Estou cansado de humoristas ocidentais que declaram em público os seus tormentos. Hoje, é difícil fazer humor, dizem eles, apontando o dedo trémulo para o “politicamente correto”, a fúria das redes sociais ou a imbecilização progressiva da sociedade.
Entendo o que dizem. E longe de mim negar que o “politicamente correto”, entendido como qualquer tentativa de limitar a liberdade de expressão por meios extrajudiciais, é uma praga irritante. Mas é preciso não confundir uma mosca com um bisonte. Só respeito humoristas que, na hora da lamúria, temem ser sequestrados, estuprados, queimados vivos ou assassinados. Todo o resto é frescura.

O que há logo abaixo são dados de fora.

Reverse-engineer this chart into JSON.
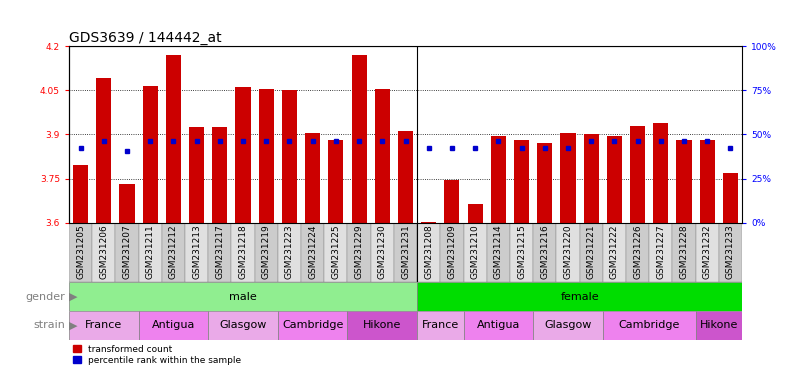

Que o diga Larry Charles, uma das cabeças responsáveis pela maior comédia televisiva de todos os tempos (é preciso dizer qual é? Seinfeld, obviamente). Agora, Charles resolveu filmar para a Netflix um documentário em quatro partes sobre o humor em lugares distantes. Lugares como o Iraque, a Nigéria ou a Libéria (palavra de honra: a Libéria!). O resultado é Larry Charles’ Dangerous World of Comedy.
Nesses países, o problema dos humoristas, lamento, não é o “politicamente correto”, as redes sociais, nem a pressão dos idiotas sérios. As ameaças se dão pelo nome de Al Qaeda, Estado Islâmico, Al Shabaab e vários esquadrões da morte que são pouco conhecidos pelo seu sentido de humor.
Só uma cabeça como Larry Charles poderia formular essas questões: como será apresentar um Daily Show no Iraque e fazer piadas com os goat fuckers do EI? Como será fazer stand-up entre os escombros de Monrovia? E, na era do empoderamento feminino, que desafios enfrentam as humoristas da Nigéria, onde a violência contra mulheres bate todos os recordes?
Larry Charles partiu à descoberta e entrevistou os humoristas que sobrevivem ainda (os que foram mortos nos entretantos têm direito a uma referência especial). No Iraque, encontramos Ahmed Albasheer, uma espécie de Jon Stewart local que nasceu para a comédia no dia em que foi sequestrado por jihadistas. Preso nas masmorras, o rapaz olhou em volta. Testemunhou violações, castrações, homicídios. Quando chegou a sua vez, começou a contar piadas. Os jihadistas riram. Ele escapou.
É um destino comum. Na Libéria, uma das mais conhecidas humoristas foi estuprada aos 12 anos e passou a guerra entre cadáveres. Hoje, essas experiências fazem parte do seu repertório, juntamente com piadas sobre a epidemia de aids e o surto do ebola que devastou o país. É a vida: cada cultura tem os seus dramas para expiar. Nos clubes de comédia de Londres ou Nova York, são os hilariantes dilemas da meia-idade. Na África, é a falta de sacos mortuários para aviar o pessoal.
Mas estou sendo injusto. Porque Larry Charles também dedica algum tempo a comediantes ocidentais. Não, não falo dos “perseguidos” Kevin Hart ou Louis C.K.
Falo de Bobby Henline, por exemplo, um veterano do Exército dos Estados Unidos que foi bombardeado no Iraque e, espantosamente, sobreviveu. Foi o início de uma carreira: hoje, em espectáculos de stand-up, Bobby, ou o que resta dele (o corpo está queimado, o rosto já não existe), deslumbra as plateias com as suas histórias.
A primeira piada que ele contou profissionalmente foi sobre o seu “defeito de nascença” (“mesmo quando estava grávida de mim, minha mãe continuou trabalhando no circo como comedora de fogo”). Mas essa não é a melhor piada. É essa aqui: “I’m so cheap I expect a discount on my cremation”. Lamento. Só funciona completamente em inglês, embora uma tradução soe assim: “Sou tão pão-duro que espero um desconto na minha cremação”.
O leitor sente-se desconfortável com esse humor? Não deve. O magistral documentário de Larry Charles tem duas mensagens otimistas que contrastam severamente com os cenários de horror que ele visitou. A primeira mensagem é que o humor é impossível de eliminar quando falamos de seres humanos. As circunstâncias podem ser inomináveis; mas há sempre um raio de luz que se intromete entre a loucura, o ódio e o sofrimento. A segunda mensagem, que decorre da primeira, é que Freud tinha razão quando dissertava sobre o poder libertador das piadas – rimos ou enlouquecemos. Esse lema, que sempre tomei como a verdade das verdades pessoais, encontrou agora uma confirmação universal.
Espero nunca me esquecer disso. E, da próxima vez que assistir a um humorista brasileiro ou português chorando copiosamente porque é insultado nas redes sociais, prometo oferecer-lhe uma passagem para Bagdá, Monróvia ou Abuja. Sem possibilidade de retorno.